To get a comprehensive view of your system's health, focus on these essential metrics at the action level:
The good news is that the .do platform is built with observability at its core. You don't need to bolt on a complex, external monitoring solution to get started.
Every workflow execution provides a detailed trace, showing you a step-by-step log of each action.do that ran. You can visually inspect the entire chain of events, see the data flowing between them, and instantly identify where things went wrong.
import { action } from '@do-sdk/core';
// Define an action to send a welcome email
const sendWelcomeEmail = action.create({
id: 'send-welcome-email',
description: 'Sends a welcome email to a new user.',
execute: async ({ email, name }) => {
// Your email sending logic via an external API
console.log(`Sending welcome email to ${name} at ${email}...`);
// When this runs in .do, the platform automatically tracks its
// status, duration, and input/output for you.
return { success: true, messageId: 'xyz-123' };
}
});
// When you execute this as part of a workflow, its metrics
// are automatically logged and available for review.
From dashboards that give you a high-level overview of system health to configurable alerts that notify you on Slack or PagerDuty when an error rate spikes, the .do platform provides the tools you need to move from reactive firefighting to proactive management.
By embracing atomic actions, you're not just choosing a new way to write automation; you're adopting a new paradigm for building robust, observable, and maintainable systems.
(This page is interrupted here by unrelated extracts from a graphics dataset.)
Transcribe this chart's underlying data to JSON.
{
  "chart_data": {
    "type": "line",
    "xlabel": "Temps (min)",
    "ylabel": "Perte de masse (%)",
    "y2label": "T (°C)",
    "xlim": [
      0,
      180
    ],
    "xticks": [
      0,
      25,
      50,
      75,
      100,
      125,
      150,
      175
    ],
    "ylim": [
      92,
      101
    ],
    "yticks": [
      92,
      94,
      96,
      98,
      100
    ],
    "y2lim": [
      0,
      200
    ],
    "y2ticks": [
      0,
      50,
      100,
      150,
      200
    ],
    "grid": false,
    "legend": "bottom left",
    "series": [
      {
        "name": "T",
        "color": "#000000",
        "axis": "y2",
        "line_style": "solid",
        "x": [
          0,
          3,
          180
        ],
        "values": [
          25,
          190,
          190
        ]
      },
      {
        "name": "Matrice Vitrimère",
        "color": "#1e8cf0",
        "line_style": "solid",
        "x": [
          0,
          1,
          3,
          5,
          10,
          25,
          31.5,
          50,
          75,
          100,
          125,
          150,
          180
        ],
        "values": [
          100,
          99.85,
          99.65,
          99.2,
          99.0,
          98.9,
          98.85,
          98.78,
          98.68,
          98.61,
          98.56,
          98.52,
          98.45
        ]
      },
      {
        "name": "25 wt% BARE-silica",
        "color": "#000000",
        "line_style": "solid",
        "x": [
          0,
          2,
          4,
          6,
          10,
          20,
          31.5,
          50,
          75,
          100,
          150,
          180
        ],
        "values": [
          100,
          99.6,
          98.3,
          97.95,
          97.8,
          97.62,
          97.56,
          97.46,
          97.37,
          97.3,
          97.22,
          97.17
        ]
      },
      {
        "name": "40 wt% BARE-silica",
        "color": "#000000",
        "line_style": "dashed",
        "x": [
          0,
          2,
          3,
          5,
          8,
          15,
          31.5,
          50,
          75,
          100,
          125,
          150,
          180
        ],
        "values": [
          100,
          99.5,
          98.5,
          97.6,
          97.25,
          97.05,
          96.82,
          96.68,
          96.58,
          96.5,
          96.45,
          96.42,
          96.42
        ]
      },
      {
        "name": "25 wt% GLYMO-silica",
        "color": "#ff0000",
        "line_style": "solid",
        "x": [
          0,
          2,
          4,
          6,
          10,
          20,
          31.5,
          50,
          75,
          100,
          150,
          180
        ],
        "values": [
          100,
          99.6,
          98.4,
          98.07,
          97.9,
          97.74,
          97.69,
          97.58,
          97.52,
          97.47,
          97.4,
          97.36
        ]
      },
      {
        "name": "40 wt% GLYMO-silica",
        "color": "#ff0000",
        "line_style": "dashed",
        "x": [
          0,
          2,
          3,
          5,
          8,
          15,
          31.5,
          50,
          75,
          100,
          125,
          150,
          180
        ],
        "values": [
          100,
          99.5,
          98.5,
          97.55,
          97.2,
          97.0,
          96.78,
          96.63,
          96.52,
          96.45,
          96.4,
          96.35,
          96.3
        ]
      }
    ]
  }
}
Monitoring is the key that unlocks this potential, transforming your automations from fragile scripts into enterprise-grade services you can rely on.
Ready to build automated workflows you can actually trust? Explore the .do platform and see how easy it is to gain deep visibility into every step of your business logic.
Q: What is an 'atomic action' in the context of .do?
A: An atomic action is the smallest, indivisible unit of work in a workflow. It performs a single, specific task, like 'send an email' or 'update a database record', ensuring that operations are reliable, testable, and easy to debug.
Q: How does an action.do differ from a workflow.do?
A: An action.do represents a single step, while a workflow.do orchestrates multiple actions to achieve a larger business outcome. You build powerful workflows by composing a series of simple actions.
Q: Can I integrate action monitoring with tools like Datadog or Grafana?
A: Yes. The .do platform is designed to fit into your existing ecosystem. You can easily export logs and metrics to popular third-party observability platforms to consolidate monitoring with the rest of your infrastructure.